Conventions, novelty and the double edge
Junk Charts 2014-04-15
This chart from Reuters is making the rounds on Twitter today.
Quickly, tell me whether the Gun Law in Florida did well or poorly.
That of course is the entire purpose of the chart.
***
If you are like me, that is, you have knowledge in your head of time-series line charts, you probably experienced that moment where the bottom fell out and you didn't know which way was up.
This is the double edge of novelty in charts. There should be a very high bar against running counter to convention. Readers do bring their "baggage" to the chart, and the designer should take that into consideration.
Some commentators are complaining about trickery.
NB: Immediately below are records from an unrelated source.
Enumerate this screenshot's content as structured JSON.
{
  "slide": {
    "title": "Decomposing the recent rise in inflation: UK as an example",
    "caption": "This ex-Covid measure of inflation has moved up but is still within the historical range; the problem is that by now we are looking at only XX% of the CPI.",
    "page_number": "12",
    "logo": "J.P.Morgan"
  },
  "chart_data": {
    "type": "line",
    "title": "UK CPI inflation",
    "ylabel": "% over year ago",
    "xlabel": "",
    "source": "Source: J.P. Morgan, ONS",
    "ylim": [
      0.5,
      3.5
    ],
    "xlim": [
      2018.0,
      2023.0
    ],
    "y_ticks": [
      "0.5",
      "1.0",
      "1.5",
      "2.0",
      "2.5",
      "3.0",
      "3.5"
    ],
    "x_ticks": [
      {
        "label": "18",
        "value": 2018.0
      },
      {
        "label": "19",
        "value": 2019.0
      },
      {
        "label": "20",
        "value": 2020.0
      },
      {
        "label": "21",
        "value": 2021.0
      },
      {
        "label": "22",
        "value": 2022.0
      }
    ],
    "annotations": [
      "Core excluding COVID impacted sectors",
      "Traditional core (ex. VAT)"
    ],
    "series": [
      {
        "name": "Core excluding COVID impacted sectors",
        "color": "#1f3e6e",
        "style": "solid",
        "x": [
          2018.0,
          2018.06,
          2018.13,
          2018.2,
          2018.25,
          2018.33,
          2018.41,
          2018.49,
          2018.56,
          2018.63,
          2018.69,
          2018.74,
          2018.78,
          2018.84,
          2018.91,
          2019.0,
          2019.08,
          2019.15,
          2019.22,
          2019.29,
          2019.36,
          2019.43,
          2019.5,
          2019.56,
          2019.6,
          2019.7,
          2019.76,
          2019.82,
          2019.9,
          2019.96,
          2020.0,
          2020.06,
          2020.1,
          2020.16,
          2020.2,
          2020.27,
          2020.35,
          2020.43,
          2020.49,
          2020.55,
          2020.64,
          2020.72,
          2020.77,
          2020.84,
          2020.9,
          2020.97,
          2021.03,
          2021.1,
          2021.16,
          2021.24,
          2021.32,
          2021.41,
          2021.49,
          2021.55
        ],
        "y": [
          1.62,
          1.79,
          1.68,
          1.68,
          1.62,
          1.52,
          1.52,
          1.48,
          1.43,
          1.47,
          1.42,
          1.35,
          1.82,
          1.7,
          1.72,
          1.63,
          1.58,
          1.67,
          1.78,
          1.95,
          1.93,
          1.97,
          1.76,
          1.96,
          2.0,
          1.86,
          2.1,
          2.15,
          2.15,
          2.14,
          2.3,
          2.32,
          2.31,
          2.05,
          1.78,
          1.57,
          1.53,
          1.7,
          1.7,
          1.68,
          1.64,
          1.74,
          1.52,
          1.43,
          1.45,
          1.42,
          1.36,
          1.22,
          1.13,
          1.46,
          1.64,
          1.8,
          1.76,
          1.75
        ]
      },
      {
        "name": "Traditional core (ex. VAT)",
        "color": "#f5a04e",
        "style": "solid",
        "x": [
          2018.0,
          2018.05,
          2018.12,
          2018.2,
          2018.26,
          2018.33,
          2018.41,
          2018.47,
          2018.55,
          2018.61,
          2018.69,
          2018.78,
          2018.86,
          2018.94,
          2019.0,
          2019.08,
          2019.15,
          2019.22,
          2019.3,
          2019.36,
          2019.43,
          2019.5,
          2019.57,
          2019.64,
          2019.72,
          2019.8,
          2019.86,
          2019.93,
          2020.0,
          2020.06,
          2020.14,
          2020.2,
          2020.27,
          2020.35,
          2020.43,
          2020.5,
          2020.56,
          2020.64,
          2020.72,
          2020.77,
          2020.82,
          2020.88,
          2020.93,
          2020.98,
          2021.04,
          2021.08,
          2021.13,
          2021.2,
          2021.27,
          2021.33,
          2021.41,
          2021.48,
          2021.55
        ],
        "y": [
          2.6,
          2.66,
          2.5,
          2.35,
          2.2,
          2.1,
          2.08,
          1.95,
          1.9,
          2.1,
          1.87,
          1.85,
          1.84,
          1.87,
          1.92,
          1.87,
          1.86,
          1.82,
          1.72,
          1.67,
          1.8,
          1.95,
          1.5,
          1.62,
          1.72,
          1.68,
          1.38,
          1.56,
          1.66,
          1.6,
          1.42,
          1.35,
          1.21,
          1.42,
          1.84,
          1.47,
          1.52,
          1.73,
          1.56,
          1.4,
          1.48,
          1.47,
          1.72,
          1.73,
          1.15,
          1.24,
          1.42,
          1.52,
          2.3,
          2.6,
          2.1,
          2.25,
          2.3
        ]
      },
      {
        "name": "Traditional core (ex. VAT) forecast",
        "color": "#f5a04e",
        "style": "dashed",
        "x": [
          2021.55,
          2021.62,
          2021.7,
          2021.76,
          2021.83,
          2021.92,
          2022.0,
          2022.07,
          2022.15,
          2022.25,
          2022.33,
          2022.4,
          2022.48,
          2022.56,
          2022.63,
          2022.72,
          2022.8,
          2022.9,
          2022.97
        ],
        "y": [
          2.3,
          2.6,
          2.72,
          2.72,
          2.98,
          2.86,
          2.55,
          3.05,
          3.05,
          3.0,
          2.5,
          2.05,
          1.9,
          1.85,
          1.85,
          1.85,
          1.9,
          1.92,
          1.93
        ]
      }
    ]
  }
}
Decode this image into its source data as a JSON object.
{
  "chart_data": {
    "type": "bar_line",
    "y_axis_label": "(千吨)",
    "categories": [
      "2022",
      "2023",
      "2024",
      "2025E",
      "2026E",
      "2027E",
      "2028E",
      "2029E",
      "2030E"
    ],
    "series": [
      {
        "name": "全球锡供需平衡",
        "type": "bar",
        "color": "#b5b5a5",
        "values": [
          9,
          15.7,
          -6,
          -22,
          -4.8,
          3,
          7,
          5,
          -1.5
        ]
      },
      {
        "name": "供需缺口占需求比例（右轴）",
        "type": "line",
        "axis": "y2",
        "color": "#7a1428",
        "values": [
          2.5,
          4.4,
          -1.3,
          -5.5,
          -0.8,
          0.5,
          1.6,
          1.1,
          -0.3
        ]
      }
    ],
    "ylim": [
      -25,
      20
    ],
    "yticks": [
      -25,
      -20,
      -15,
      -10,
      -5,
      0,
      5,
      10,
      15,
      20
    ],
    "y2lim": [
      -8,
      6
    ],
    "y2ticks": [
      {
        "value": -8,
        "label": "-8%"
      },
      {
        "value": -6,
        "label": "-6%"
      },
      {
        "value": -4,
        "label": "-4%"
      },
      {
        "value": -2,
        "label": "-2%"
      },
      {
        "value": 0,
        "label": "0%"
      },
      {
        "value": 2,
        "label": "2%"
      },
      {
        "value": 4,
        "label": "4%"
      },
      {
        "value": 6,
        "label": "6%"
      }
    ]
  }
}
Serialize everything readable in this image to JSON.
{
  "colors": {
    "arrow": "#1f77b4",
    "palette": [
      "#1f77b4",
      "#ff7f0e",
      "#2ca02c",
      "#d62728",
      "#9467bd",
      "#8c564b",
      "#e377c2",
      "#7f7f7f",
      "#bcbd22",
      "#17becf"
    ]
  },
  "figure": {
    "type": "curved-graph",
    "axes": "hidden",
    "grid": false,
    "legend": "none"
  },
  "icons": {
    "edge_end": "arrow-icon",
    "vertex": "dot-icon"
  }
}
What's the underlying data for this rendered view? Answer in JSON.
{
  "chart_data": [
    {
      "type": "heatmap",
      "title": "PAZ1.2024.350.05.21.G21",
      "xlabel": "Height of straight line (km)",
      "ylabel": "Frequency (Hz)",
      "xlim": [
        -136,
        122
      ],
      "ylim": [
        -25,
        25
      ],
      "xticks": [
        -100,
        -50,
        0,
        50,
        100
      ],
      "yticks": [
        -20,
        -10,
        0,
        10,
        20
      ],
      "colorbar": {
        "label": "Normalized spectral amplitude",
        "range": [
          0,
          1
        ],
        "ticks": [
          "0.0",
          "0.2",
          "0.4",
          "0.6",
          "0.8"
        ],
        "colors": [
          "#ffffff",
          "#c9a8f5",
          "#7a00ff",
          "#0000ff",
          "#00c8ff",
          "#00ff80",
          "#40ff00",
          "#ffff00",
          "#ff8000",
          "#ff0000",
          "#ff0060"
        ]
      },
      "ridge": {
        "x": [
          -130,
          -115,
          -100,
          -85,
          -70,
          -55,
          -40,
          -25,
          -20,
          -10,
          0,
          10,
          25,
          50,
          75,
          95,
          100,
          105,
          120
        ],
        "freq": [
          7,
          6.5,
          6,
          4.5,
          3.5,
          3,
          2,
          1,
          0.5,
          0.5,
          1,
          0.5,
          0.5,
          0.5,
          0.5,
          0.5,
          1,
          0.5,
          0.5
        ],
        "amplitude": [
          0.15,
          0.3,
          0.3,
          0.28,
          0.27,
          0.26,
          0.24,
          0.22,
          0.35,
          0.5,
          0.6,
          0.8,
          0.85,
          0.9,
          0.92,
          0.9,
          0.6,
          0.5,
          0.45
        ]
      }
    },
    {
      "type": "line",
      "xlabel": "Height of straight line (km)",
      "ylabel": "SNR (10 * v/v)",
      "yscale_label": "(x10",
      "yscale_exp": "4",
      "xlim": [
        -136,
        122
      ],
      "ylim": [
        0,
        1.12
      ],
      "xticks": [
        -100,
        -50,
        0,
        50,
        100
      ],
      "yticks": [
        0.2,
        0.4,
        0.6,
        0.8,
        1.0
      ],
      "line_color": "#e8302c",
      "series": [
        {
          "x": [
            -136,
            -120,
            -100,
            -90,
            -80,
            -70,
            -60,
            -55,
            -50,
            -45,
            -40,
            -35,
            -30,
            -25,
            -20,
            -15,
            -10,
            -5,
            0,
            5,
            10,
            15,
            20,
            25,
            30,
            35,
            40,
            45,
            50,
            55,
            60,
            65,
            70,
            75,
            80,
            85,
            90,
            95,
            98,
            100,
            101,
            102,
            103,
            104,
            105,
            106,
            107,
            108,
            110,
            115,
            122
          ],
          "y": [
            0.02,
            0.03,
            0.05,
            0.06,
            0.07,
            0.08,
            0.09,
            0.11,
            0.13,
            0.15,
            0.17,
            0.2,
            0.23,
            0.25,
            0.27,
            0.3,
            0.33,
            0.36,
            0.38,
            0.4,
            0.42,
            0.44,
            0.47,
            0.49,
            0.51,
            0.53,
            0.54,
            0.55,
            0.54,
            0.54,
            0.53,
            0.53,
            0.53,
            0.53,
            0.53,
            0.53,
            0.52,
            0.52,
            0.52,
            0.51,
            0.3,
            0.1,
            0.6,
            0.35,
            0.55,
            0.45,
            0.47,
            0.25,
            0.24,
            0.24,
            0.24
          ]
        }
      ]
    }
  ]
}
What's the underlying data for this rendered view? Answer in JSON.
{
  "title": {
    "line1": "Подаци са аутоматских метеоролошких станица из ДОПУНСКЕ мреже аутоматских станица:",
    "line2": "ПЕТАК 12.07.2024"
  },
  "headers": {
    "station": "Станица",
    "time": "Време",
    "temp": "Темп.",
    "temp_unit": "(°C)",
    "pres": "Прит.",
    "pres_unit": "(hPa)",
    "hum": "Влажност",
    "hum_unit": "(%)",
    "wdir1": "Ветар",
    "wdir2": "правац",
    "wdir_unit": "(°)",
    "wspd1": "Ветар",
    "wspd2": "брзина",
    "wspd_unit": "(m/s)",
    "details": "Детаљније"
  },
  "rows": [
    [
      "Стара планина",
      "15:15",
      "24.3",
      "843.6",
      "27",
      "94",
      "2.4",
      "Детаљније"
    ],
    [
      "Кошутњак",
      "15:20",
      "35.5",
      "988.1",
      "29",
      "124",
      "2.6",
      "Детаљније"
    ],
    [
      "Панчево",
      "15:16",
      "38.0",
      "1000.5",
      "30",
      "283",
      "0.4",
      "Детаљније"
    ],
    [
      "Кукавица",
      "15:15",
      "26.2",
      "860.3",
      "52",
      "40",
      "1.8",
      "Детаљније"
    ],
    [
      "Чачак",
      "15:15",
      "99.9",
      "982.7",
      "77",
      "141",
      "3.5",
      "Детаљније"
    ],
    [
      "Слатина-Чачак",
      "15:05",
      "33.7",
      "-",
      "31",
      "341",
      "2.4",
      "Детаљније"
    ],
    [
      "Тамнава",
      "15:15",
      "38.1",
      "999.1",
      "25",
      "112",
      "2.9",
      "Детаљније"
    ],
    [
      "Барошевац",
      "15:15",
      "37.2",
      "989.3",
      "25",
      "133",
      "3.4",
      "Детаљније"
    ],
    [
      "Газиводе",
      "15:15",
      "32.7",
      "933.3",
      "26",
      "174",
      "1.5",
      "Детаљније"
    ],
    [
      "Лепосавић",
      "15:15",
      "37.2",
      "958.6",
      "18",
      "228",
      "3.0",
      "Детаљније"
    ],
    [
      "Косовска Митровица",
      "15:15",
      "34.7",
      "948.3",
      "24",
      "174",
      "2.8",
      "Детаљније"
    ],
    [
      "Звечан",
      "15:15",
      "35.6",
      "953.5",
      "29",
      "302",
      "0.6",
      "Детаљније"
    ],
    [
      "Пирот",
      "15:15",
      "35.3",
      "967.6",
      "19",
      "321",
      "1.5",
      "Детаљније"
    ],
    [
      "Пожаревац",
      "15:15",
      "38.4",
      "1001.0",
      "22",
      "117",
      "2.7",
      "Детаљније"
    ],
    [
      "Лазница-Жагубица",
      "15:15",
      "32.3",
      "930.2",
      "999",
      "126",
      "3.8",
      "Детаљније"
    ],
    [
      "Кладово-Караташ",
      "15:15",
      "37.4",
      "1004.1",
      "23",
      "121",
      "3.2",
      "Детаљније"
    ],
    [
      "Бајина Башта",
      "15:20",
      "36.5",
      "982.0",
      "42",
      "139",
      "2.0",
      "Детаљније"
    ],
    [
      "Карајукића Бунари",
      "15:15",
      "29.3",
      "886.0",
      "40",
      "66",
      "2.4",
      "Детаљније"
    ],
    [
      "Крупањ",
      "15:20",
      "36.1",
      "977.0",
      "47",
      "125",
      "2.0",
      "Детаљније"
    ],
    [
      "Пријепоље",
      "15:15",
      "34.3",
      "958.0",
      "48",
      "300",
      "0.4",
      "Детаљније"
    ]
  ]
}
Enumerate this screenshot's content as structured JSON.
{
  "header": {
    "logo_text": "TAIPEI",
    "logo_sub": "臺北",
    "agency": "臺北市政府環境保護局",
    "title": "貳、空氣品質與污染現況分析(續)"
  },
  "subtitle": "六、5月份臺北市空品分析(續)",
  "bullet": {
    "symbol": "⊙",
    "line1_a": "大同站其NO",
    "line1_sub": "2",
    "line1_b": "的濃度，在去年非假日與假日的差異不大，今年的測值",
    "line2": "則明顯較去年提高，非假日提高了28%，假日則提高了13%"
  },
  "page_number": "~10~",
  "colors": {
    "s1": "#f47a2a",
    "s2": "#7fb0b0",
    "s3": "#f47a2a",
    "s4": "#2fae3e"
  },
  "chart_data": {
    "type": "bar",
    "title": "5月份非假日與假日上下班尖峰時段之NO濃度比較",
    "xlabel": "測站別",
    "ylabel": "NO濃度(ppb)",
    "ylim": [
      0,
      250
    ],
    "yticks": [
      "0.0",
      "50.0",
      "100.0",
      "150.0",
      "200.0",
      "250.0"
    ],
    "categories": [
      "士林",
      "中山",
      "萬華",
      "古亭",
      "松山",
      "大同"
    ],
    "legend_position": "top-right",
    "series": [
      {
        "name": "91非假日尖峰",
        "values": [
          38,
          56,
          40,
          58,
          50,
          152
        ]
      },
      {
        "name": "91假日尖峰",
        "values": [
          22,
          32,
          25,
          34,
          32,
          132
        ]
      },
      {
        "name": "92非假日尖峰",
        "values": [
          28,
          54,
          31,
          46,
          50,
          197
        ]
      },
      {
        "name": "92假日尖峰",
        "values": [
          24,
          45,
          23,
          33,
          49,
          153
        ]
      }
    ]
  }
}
That may be true. But it's also possible the designer actually thought reversing the direction of the vertical axis made the chart better.
Don't forget about we have another convention: up is good and down is bad. Fewer murders is good and more murders is bad. So why not make it such that a rising line indicates goodness (fewer murders)?
***
Going back to the Trifecta Checkup. This chart has dual problems. We just talked about the syncing between the data and the graphical element.
The other issue is that the data is insufficient to draw conclusions about the underlying question: what explains the shift in number of murders since the late 2000s? This is a complex problem--the chapter in Freakonomics about abortion and crime rate is still instructive, not for the disputed conclusion but for the process of testing various hypotheses. The reduction of the complex causal structure to a single factor is dissatisfying.